Mohon tunggu...
Felix Tani
Felix Tani Mohon Tunggu... Ilmuwan - Sosiolog dan Storyteller Kaldera Toba

Memahami peristiwa dan fenomena sosial dari sudut pandang Sosiologi. Berkisah tentang ekologi manusia Kaldera Toba.

Selanjutnya

Tutup

Inovasi Pilihan

Deritaku sebagai Kompasianer Verifikasi Biru

13 November 2019   16:18 Diperbarui: 15 November 2019   11:13 333
+
Laporkan Konten
Laporkan Akun
Kompasiana adalah platform blog. Konten ini menjadi tanggung jawab bloger dan tidak mewakili pandangan redaksi Kompas.
Lihat foto
Illustrasi dari booktrib.com

Aku tidak pernah meminta status verifikasi biru kepada Admin Kompasiana. Tidak. Walau aku berharap.
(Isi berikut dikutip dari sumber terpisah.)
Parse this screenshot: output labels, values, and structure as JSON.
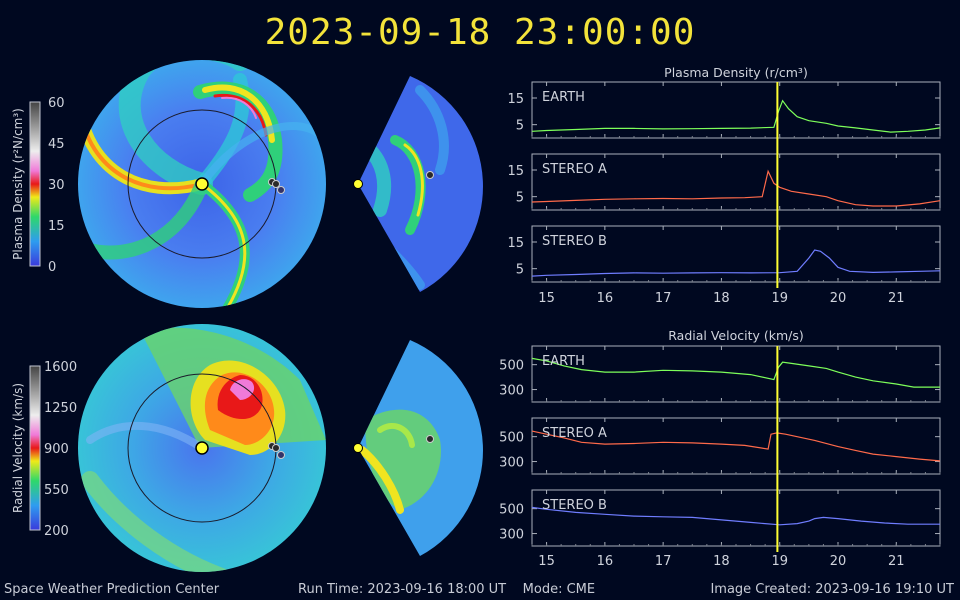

Sebab biru itu warna favoritku. 

Ya, biru. Katanya penanda kecerdasan, kekuatan, dan kepercayaan diri. Faktanya aku kebalikan dari itu semua. Celakanya orang menganggapku dusta. Padahal aku berkata jujur.

Verifikasi biru itu datang seperti maling di malam hari tapi kepergok di pagi hari.  Di satu pagi, beberapa bulan setelah menjadi Kompasianer pada paruh pertama 2014, tiba-tiba   akunku terverifikasi biru. Pada hal malam kemarinnya, sebelum berangkat tidur, masih verifikasi hijau. 

Jadi aku harus bagaimana? Harus menolak sebuah harapan yang menjadi kenyataan? Tidak, kawan! Aku tidak punya hati untuk melakukannya.

Aku syukuri saja apa adanya. Menghargainya sebagai pengakuan Admin Kompasiana atas artikel-artikelku yang (rupanya dianggap) bermutu. 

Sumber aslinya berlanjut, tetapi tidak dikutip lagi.